Opened on 06/30/20 at 05:08:08
Last modified on 10/27/21 at 07:27:18
#4019 assigned defect
Potential issue with SMP EDF scheduler and priority inheritance
Reported by: | Sebastian Huber | Owned by: | Needs Funding |
---|---|---|---|
Priority: | normal | Milestone: | Indefinite |
Component: | score | Version: | |
Severity: | normal | Keywords: | |
Cc: | Jonathan Walsh | Blocked By: | |
Blocking: |
Description
We are seeing a behavior with EDF enabled in SMP mode that we see a hang under load. The test stimulus that we have isolated this to is now very simple.
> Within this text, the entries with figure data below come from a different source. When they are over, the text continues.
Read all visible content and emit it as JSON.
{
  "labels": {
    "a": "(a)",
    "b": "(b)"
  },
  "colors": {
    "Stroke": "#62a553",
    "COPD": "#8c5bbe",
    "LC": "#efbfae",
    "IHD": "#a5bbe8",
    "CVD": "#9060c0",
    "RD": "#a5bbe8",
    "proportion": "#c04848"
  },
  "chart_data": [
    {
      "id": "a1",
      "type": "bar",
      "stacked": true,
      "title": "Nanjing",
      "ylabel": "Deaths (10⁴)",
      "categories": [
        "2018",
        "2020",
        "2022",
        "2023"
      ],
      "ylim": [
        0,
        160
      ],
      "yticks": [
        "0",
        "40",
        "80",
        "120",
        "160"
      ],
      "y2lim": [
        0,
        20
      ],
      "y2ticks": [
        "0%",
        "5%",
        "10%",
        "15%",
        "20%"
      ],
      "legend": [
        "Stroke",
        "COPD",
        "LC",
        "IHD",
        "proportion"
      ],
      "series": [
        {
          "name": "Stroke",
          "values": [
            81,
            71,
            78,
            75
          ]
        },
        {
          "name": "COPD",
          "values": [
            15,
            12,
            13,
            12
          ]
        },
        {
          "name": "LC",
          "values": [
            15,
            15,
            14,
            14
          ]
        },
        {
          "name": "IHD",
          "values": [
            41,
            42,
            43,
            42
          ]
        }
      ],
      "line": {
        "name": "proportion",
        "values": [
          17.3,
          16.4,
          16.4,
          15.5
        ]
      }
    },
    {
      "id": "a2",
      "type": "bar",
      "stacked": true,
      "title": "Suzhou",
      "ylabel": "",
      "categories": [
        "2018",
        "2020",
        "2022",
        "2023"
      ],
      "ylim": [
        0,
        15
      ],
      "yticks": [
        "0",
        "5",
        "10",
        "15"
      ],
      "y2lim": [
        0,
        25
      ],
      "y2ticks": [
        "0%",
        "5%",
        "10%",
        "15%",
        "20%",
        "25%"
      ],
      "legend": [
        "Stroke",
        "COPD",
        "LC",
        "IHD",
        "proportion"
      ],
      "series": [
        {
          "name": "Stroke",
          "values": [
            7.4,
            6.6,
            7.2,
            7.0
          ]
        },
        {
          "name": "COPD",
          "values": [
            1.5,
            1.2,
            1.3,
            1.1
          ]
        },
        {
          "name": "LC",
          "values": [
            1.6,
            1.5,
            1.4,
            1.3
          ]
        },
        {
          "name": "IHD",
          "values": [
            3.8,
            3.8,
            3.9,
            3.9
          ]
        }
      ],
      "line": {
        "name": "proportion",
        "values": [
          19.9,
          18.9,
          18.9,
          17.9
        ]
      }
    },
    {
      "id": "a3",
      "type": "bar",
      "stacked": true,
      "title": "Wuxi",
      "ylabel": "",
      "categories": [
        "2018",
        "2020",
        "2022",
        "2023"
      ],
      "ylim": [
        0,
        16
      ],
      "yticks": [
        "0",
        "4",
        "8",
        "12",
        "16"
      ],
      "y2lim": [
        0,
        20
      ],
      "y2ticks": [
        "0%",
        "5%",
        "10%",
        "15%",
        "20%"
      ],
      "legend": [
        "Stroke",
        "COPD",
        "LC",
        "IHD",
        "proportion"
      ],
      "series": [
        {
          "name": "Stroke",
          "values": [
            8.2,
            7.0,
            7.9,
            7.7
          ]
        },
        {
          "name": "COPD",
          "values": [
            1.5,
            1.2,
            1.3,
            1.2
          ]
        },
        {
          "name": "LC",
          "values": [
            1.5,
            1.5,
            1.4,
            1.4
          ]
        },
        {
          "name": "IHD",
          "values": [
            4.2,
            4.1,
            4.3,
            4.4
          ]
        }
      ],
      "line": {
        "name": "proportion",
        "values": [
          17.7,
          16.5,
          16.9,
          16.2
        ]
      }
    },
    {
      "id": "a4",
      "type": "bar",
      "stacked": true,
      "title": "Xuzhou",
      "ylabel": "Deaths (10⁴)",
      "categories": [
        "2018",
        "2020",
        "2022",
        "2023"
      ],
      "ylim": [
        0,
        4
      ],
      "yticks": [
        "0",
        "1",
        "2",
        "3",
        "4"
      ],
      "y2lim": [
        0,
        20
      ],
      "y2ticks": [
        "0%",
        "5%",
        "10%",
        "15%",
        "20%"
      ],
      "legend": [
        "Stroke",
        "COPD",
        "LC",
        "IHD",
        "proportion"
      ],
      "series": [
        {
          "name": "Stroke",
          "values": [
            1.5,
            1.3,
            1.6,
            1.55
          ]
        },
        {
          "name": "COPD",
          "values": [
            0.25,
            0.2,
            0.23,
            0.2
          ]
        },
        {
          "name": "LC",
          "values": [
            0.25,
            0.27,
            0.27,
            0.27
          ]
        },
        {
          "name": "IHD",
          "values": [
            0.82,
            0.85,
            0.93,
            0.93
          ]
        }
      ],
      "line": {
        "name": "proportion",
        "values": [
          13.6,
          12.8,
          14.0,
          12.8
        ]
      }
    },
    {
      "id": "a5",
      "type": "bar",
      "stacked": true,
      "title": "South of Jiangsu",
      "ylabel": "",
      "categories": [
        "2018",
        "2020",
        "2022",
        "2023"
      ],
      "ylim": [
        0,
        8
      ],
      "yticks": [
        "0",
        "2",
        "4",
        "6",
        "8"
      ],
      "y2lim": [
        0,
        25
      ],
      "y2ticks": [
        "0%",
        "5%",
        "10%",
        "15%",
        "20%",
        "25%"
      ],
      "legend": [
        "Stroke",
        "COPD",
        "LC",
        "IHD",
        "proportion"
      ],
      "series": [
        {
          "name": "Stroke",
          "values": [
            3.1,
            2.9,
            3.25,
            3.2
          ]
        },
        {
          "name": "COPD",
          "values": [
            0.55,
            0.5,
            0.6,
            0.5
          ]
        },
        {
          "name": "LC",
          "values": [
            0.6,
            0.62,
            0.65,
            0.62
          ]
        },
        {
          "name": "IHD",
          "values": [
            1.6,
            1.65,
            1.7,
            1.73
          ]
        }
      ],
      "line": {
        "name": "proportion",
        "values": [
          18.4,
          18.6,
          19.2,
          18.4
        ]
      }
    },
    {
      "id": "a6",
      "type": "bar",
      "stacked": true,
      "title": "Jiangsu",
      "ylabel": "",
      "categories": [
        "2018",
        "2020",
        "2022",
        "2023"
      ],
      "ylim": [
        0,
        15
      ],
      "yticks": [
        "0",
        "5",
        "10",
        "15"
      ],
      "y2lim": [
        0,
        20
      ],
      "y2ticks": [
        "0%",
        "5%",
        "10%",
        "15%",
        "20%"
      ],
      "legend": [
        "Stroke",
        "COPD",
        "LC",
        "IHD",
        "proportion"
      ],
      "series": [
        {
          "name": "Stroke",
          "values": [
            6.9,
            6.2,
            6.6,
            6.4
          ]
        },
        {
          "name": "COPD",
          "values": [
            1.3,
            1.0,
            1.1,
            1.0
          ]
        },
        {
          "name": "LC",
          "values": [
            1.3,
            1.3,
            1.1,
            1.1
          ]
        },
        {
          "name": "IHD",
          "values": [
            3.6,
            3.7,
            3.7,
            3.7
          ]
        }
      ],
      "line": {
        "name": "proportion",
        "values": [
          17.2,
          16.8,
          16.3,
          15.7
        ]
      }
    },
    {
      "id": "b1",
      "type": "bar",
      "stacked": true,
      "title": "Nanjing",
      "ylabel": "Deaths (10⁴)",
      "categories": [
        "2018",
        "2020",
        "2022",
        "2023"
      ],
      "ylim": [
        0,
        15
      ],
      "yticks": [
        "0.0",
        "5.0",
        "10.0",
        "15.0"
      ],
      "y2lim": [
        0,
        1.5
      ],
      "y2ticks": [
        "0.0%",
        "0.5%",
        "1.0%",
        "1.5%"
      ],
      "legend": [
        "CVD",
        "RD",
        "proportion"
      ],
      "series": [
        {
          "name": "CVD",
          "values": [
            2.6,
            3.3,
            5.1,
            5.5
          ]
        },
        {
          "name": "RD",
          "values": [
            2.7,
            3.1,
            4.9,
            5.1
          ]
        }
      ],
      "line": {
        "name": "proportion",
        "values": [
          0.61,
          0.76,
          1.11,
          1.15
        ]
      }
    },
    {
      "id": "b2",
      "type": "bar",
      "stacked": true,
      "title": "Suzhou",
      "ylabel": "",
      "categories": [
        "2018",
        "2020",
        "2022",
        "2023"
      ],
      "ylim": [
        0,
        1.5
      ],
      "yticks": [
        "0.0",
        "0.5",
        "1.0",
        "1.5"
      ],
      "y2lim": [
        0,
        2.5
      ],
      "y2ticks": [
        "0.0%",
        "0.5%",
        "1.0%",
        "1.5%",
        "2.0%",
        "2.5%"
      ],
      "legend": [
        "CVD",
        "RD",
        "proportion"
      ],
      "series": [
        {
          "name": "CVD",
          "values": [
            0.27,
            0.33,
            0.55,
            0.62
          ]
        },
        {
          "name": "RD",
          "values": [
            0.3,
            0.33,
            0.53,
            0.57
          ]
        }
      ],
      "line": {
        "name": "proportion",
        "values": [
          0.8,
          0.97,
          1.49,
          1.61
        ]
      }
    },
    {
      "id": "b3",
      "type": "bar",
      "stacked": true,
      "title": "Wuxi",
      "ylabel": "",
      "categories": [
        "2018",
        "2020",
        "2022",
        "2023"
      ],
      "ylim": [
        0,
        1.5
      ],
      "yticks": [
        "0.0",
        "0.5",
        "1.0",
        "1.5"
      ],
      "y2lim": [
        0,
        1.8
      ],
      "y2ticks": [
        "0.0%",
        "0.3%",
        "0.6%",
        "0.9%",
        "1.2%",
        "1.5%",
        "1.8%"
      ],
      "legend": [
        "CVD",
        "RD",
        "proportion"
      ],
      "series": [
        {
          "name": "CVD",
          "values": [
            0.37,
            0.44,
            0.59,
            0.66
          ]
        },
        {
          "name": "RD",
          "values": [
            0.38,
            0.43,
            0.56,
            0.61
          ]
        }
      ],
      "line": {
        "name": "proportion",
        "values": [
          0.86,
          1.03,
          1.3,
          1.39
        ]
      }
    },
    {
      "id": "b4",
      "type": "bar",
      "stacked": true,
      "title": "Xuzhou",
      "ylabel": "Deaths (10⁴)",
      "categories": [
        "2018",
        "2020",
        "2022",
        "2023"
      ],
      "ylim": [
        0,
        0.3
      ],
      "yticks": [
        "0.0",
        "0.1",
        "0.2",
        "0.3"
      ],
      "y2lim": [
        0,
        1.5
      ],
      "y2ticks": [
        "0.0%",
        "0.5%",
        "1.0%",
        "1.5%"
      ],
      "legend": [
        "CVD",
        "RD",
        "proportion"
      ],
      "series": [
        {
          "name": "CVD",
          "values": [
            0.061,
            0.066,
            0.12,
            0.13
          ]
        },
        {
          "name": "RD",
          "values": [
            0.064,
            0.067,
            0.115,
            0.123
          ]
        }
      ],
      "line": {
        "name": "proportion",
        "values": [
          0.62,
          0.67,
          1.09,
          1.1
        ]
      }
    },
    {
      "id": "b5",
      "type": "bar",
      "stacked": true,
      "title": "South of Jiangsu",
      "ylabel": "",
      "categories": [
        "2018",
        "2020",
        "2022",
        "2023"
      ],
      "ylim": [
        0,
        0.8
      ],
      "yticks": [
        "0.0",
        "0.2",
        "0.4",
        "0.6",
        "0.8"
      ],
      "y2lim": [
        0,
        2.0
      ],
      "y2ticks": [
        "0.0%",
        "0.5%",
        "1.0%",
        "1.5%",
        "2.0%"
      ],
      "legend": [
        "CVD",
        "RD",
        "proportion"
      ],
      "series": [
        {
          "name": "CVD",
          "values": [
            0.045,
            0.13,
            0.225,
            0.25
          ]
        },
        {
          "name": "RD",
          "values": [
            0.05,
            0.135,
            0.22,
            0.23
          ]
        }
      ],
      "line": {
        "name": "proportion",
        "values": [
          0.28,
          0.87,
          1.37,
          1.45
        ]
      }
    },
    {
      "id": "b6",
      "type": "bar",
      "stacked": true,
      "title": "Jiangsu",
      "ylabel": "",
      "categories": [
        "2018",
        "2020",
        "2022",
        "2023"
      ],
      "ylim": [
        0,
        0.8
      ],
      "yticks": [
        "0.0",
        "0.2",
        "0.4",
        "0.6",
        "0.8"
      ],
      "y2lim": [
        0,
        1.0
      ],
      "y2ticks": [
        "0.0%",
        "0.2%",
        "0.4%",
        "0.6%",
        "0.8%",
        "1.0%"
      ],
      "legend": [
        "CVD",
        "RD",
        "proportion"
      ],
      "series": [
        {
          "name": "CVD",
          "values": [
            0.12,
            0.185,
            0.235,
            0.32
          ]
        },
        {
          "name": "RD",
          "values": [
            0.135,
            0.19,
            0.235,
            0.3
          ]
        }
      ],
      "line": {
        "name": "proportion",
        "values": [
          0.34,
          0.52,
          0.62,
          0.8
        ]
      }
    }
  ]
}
for(uint32_t j = 0; j < test_iterations; j++)
{
sc = pthread_mutex_lock(&mx);
rtems_test_assert(sc == RTEMS_SUCCESSFUL);
NOP;
sc = pthread_mutex_unlock(&mtx);
rtems_test_assert(sc == RTEMS_SUCCESSFUL);
}
When we run this pretty much basic unit test all OK. Then we run more and more threads in parallel and we see RTEMS lock up. When we go to the simple round-robin scheduler we can run these loops forever with as many threads as we want and don't see a lock-up.
Change History (10)
comment:1 Changed on 06/30/20 at 05:12:54 by Sebastian Huber
comment:2 Changed on 06/30/20 at 05:13:37 by Sebastian Huber
Cc: | Jonathan Walsh added |
---|
comment:3 Changed on 06/30/20 at 09:46:15 by Stavros Passas
Hi Sebastian,
I can try to fill in the information for you. the SMP testssuite runs clean. We run RTEMS from https://github.com/RTEMS/rtems/commit/714cb06f18ce2c0df265ada06363d71560f14a3e
We run with 2 cores, >= 4 threads (failure is not seen with less than 4 threads). All threads are pthreads, and are started with PTHREAD_EXPLICIT_SCHED If the threads are not pinned to any processor, we see no issue. If the threads are pinned to (thread_number % 2), after a while (usually 20k-100k iteration) EDF does not schedule any thread -- both cores are running the idle loop. If I change the schedule to the priority affinity SMP scheduler, context switching works as expected.
I also tried to replace pthread_mutex_lock
with sem_wait
and rtems_semaphore_obtain
and all primitives behave the same with EDF.
comment:4 Changed on 06/30/20 at 09:50:24 by Sebastian Huber
The referenced RTEMS commit is from 2017. Can you please try to reproduce this issue with the current master. I will not investigate SMP issues in RTEMS versions prior to the RTEMS 5.1 release as part of my open source project activities.
comment:5 Changed on 06/30/20 at 17:05:13 by Stavros Passas
Hi Sebastian,
Thanks for the suggestion; I ported over the failing test on a branch closer to head (I picked https://github.com/RTEMS/rtems/commit/234d155e879d7ca72fa5dd9d29a8347fa294676e as a reference point) and I cannot make the above testcase fail anymore -- scheduling works as happens as expected.
Could you point to some changes that might have changed the scheduler's behavior? I went through the commits touching directly EDF, and I didn't find any fix that could be fixing this.
Thanks a lot,
Stavros
comment:6 Changed on 06/30/20 at 17:17:27 by Sebastian Huber
There are a lot of changes between 2017 and 2019. You could try a git bisect to find a relevant commit.
comment:7 Changed on 07/01/20 at 05:14:24 by Sebastian Huber
It would be helpful if you could add the test program which reproduces the issue as smpmutex03. If you want to contribute, then please use the BSD-2-Clause license:
https://docs.rtems.org/branches/master/eng/coding-file-hdr.html#c-c-assembler-source-file-template
comment:8 Changed on 07/14/20 at 07:45:32 by Sebastian Huber
Milestone: | 6.1 → Indefinite |
---|---|
Owner: | changed from Sebastian Huber to Needs Funding |
comment:9 Changed on 06/18/21 at 09:24:45 by Sebastian Huber
Keywords: | qualification added |
---|
comment:10 Changed on 10/27/21 at 07:27:18 by Sebastian Huber
Keywords: | qualification removed |
---|
Remove qualification
keyword since this issue is not relevant to RTEMS 6.
With how many processors do you execute this test case? Do the threads have all the same priority? Does the smpmutex02 test case run on your system? Which RTEMS commit do you use?